Additional acoustic instrumental numbers are also played during the closing credits:
- "Wild Horses"
- "Only Found Out Yesterday" (Richards)

Noting the director's frequent use of Stones music in his films, Jagger joked that Shine a Light may be the only Scorsese film that does not include "Gimme Shelter".

== Release ==
=== Theaters ===
Shine a Light was initially scheduled for release on September 21, 2007, but Paramount Classics postponed it until April 2008. The world premiere was at the 58th Berlin International Film Festival on February 7, 2008. The film was also screened in some IMAX cinemas. The IMAX version of the film was the second IMAX Stones concert film, the first being Live at the Max, released in 1991.

=== Home media ===
From Paramount Home Entertainment, Shine a Light was released on DVD and Blu-ray July 29, 2008.

Bonus features:
- A "featurette" with backstage and rehearsal footage
- "Undercover of the Night"
- "Paint It Black" (mistitled "Black" on some editions)
- "Little T&A" (mistitled "She's my little rock and roll" on some editions)
- "I'm Free" (mistitled "Free to do what I want" on some editions)

== Reception ==
=== Box office ===
Shine a Light grossed $5.5 million in the United States and Canada and $10.7 million in other territories for a worldwide total of $16.2 million, against a production budget of $1 million.

=== Critical response ===
Shine a Light received mostly positive reviews from critics. On Metacritic, which uses a weighted average, the film has an average score of 76 out of 100 based on 36 critics, indicating "generally favorable reviews".

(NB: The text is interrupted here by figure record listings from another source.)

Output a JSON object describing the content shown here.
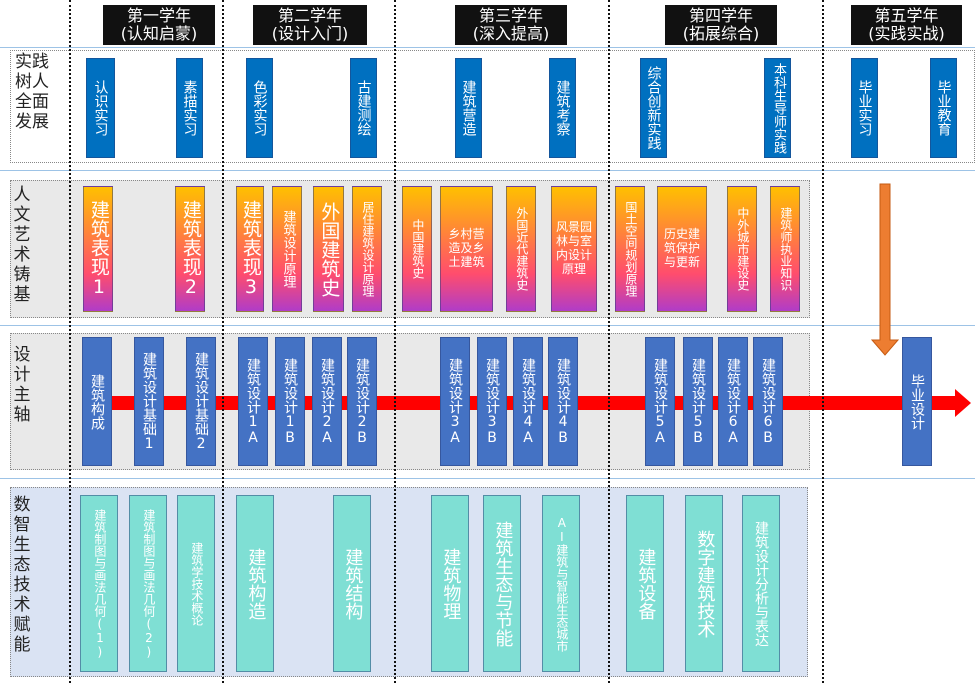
{
  "years": [
    {
      "title": "第一学年",
      "subtitle": "(认知启蒙)"
    },
    {
      "title": "第二学年",
      "subtitle": "(设计入门)"
    },
    {
      "title": "第三学年",
      "subtitle": "(深入提高)"
    },
    {
      "title": "第四学年",
      "subtitle": "(拓展综合)"
    },
    {
      "title": "第五学年",
      "subtitle": "(实践实战)"
    }
  ],
  "rows": [
    {
      "label": "实践树人全面发展",
      "items": [
        "认识实习",
        "素描实习",
        "色彩实习",
        "古建测绘",
        "建筑营造",
        "建筑考察",
        "综合创新实践",
        "本科生导师实践",
        "毕业实习",
        "毕业教育"
      ]
    },
    {
      "label": "人文艺术铸基",
      "items": [
        "建筑表现1",
        "建筑表现2",
        "建筑表现3",
        "建筑设计原理",
        "外国建筑史",
        "居住建筑设计原理",
        "中国建筑史",
        "乡村营造及乡土建筑",
        "外国近代建筑史",
        "风景园林与室内设计原理",
        "国土空间规划原理",
        "历史建筑保护与更新",
        "中外城市建设史",
        "建筑师执业知识"
      ]
    },
    {
      "label": "设计主轴",
      "items": [
        "建筑构成",
        "建筑设计基础1",
        "建筑设计基础2",
        "建筑设计1A",
        "建筑设计1B",
        "建筑设计2A",
        "建筑设计2B",
        "建筑设计3A",
        "建筑设计3B",
        "建筑设计4A",
        "建筑设计4B",
        "建筑设计5A",
        "建筑设计5B",
        "建筑设计6A",
        "建筑设计6B",
        "毕业设计"
      ]
    },
    {
      "label": "数智生态技术赋能",
      "items": [
        "建筑制图与画法几何(1)",
        "建筑制图与画法几何(2)",
        "建筑学技术概论",
        "建筑构造",
        "建筑结构",
        "建筑物理",
        "建筑生态与节能",
        "AI建筑与智能生态城市",
        "建筑设备",
        "数字建筑技术",
        "建筑设计分析与表达"
      ]
    }
  ]
}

The Telegraph considered Shine a Light to be "Scorsese's tribute to the music that has shaped his career", noting its departure from the "trappings" of traditional documentary filmmaking to instead focus on capturing "the essence of the Rolling Stones, namely, their live performance." The paper considered the film "electric", referencing its near universal acclaim at its Berlin Film Festival debut.